Irish Independent, July 14th, 2012
Wild fires may have been raging across the Rocky Mountains when I landed in Colorado last month, but a few simple detours left me with plenty to discover in the slice of America, known as ‘Colourful Colorado’.
Fresh out of Denver, my backcountry escape began on Colorado’s Rocky Mountain foothills, just shy of the Wyoming border. A brushy scape of Brokeback Mountain foothills, dotted with grazing cattle and wagon-wheels can only mean one thing: I’m in cowboy country. Sylvan Dale Ranch, located outside the trippily named city of Loveland, is a self-professed paradise of the ‘dude vacation’, and where I saddled up for an afternoon of cowboy dreams. After meeting my stetson–toting wrangler, Lonnie, I was partnered up with ‘Ricochet’, an American Quarter horse with a docile gaze and a creamy palomino pelage.

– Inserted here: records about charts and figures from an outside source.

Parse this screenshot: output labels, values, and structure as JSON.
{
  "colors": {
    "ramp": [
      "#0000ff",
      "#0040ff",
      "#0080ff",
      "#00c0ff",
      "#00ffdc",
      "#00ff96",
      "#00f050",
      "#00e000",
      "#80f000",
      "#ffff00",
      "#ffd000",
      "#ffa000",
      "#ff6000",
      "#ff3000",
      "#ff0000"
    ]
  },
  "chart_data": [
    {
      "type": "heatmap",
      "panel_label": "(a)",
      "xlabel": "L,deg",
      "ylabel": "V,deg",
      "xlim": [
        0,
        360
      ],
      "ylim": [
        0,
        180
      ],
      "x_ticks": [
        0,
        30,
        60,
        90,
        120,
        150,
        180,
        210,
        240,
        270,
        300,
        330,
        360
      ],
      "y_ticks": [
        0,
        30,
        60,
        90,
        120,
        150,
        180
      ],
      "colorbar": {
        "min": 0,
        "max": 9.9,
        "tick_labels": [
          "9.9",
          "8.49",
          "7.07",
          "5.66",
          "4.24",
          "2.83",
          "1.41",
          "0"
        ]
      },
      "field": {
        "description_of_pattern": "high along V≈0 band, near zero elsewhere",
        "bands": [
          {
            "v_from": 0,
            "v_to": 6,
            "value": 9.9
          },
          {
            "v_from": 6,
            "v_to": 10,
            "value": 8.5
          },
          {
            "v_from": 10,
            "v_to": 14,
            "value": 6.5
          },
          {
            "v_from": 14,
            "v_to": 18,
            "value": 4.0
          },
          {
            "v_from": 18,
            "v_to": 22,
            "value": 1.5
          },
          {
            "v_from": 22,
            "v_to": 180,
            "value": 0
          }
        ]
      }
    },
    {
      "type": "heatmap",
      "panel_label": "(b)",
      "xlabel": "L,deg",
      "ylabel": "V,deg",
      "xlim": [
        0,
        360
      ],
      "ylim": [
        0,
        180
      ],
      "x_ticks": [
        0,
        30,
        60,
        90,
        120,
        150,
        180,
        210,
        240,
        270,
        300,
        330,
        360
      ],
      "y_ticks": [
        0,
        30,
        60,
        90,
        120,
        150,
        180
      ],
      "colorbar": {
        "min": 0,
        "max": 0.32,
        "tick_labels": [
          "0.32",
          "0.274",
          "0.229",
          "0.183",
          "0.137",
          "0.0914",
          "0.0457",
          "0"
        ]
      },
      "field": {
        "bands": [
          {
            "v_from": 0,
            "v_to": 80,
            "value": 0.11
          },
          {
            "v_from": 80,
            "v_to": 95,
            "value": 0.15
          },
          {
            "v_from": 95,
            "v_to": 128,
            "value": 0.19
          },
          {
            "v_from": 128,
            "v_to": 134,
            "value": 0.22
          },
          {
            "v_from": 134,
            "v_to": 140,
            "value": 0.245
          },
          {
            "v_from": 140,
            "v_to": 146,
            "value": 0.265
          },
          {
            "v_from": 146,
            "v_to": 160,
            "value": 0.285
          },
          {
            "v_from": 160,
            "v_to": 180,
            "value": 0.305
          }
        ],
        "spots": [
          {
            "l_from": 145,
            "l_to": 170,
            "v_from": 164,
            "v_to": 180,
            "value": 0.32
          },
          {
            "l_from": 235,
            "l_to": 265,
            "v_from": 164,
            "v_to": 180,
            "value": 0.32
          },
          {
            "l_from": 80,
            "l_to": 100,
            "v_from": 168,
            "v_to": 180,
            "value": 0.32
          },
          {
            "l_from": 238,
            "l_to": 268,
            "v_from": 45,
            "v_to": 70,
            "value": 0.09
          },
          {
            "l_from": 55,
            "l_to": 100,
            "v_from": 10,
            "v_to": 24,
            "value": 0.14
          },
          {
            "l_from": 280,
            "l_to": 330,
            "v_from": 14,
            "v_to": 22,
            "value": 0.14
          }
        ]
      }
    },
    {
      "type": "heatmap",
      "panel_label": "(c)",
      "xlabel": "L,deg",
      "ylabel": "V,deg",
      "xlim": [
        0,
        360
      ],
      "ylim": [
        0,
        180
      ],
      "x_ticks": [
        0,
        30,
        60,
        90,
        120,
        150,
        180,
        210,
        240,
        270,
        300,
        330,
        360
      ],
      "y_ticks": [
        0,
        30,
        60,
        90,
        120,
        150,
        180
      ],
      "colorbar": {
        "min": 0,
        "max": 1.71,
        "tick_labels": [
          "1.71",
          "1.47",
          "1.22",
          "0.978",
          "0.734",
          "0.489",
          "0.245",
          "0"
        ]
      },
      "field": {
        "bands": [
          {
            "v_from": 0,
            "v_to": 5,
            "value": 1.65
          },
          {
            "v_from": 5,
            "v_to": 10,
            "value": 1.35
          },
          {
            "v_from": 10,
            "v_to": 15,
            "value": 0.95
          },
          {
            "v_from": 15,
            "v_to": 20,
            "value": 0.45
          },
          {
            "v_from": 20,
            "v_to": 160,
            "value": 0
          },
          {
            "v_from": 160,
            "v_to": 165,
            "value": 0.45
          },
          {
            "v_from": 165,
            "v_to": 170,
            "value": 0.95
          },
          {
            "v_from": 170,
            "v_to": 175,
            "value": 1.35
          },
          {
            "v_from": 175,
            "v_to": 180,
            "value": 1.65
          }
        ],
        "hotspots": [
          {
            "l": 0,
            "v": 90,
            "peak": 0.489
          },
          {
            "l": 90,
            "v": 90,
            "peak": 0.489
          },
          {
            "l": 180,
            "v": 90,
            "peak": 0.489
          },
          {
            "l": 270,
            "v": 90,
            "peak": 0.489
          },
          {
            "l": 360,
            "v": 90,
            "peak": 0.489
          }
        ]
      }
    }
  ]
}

Then, it was a case of ‘check your previous riding experience at the stables’, as I cantered off across the Big Thompson River ‘riding Western’: one hand on reins, one hand on lasso (or in my case, camera). From the picket-fenced South Fork estate out into a virtual John Wayne screenplay, Ricochet and I trekked across a rocky scrubland of prairie dog burrows and cacti, bonding through a parley of yee-haws and horse-whispering. I had truly been broken in.
As the forest fires in nearby Fort Collins spewed into the heavens, I kept my Wild West theme on track, by venturing cross-state to Grand Junction: Colorado’s final outpost, where the I-70 burned an asphalt thread to Utah and the Great Basin Desert beyond. The scenery around the remote town was a lunar spectacle. The Grand Mesa – the world’s largest flat-topped mountain – panned across a heat-fizzed horizon, while in the lowland valleys, lush farmlands irrigated by the Colorado River burst with peach groves and winelands.
However, most tourists make their way to Grand Junction, for the Colorado National Monument: a sandstone wilderness of vast plunging valleys and dramatic inselbergs (don’t expect an actual monument here, this is Colorado’s very own Grand Canyon). I rose with the roadrunner to mount the 2000ft mesa by sunrise. Deep in the distance, the iconic siren of the Zephyr Express, enroute from Chicago to San Francisco, offered the only intrusion to an otherwise desolate paradise. Turkey vultures soared and chipmunks and lizards scuttled around me. Thankfully, Colorado’s healthy cougar population were breakfasting elsewhere.
From the sublimely lonesome to the ridiculously wealthy, my Colorado circuit reached its peak in the long-time playground for America’s fabulously wealthy: I’m talking about a little place called Aspen. The historic mining town turned ski-resort has a lazy village feel, with its criss-crossed pattern of red-bricked streets and quaint boutiques, kitted with everything from Armani to Zinc. As I ambled its street-side cafés buzzing with brunching billionaires, I noticed a refreshing lack of pretence to the resort ; perhaps it’s best not to flash your cash in a town where there’s always somebody ready to out-bling you.
To reach the town’s signature Aspen Mountain, I grabbed one of the resort’s swit-swoo gondolas, which boast the world’s first solar-powered iPod deck. Seventeen minutes of cathartic tunes later, it was really only upon reaching the mountain summit that the sheer vastness of the state’s Rocky Mountain range came into view. Amid the infinite ivory capped crests, Tirolean meadows of wild lupins surrounded me, just mere hours after I basked under an amber desert sunrise. Colorado me beautiful, indeed.
Getting there
Aer Lingus (0818 365 000; aerlingus.com) flies from Dublin and Shannon to Denver (via Chicago O’Hare) from €620 return.
Staying there
Sylvandale ranch provide dude vacations and cowgirl roundups from €38pps (001 970 667 3915; www.sylvandale.com). Grand Junction’s Double Tree offers welcome cookies panoramic desert mountain vistas and (001 970 241 8888; www.doubletreegrandjunction.com; €45pps) while Aspen’s historic Jerome is the ultimate apres-mountain refuge (001 970 920 1000; www.hoteljerome.com €188pps).